When I was pregnant with my first child, I spent hours reading books on pregnancy and about the first year of a baby’s life. I wanted to ensure that I knew how to get everything ‘right’. I even read books about parenting boys and girls into their teenage years, to make sure that I didn’t miss anything important along the way. However, it only took a very short time for me to face the reality that parenting, and life with children in general, is imperfect. It is wonderful but also messy, chaotic, unpredictable and rich with learning opportunities (aka mistakes).
I have three children, and my eldest is in high school now. I still find myself floundering as each new age and stage brings with it new challenges to navigate. I’m someone who is not afraid to admit when I’m wrong and the greatest lesson that being a mother has shown me is that I am flawed, my husband is flawed, and my children are flawed. We are all imperfect; it’s just a fact- and that is ok.
When my children were younger and I’d mess up (as we all do), I would lie awake at night feeling immensely guilty. Sometimes even crying myself to sleep, feeling like I was failing and doing “damage” to my children. As they’ve gotten older, and I’ve matured, I have come to realise that sometimes it is through our imperfections that our children learn the best lessons. They see us fail, they see us apologise, and they see us trying again.
As parents, we aren’t able to be everything for our children. It’s an impossible ambition and one that is not expected of us. What we are called to do is to parent each day to the best of our ability. We don’t expect our children to be perfect; all we ask is that they try their best. So why then do we expect ourselves to be perfect? We need to do our best and let God be our source of strength and comfort each day as we grow and learn and become better mums. Life isn’t perfect and it’s ok for our homes and families to have imperfection in them too.

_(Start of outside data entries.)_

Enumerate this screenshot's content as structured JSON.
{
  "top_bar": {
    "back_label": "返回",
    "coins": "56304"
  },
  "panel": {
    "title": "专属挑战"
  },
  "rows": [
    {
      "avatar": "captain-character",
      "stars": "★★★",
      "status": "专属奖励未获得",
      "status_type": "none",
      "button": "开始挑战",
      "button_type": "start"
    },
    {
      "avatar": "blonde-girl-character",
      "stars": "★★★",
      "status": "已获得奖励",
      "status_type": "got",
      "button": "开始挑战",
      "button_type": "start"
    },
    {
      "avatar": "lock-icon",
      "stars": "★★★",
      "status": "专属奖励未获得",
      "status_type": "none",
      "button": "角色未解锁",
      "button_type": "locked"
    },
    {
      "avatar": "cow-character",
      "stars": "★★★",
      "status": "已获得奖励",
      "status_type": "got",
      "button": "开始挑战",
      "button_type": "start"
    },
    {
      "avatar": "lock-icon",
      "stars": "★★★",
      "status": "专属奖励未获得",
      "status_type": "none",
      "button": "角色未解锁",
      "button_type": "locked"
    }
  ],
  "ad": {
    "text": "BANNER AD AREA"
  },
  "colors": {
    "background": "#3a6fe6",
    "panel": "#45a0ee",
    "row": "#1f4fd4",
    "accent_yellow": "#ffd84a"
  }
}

“It’s actually our ability to embrace imperfection that will help us teach our children to have the courage to be authentic, the compassion to love themselves and others…”- Dr.Brené Brown, parenting author and researcher.
Be kind to yourself
The greatest advice anyone has ever given to me (at a time when my young Type A personality was crushing me), was to be kind to myself. And it’s something that I remind myself of daily. So be kind to yourself and encourage your mum friends as we walk this motherhood road together. You’re not perfect and that’s completely ok. Sometimes, it’s even a good thing.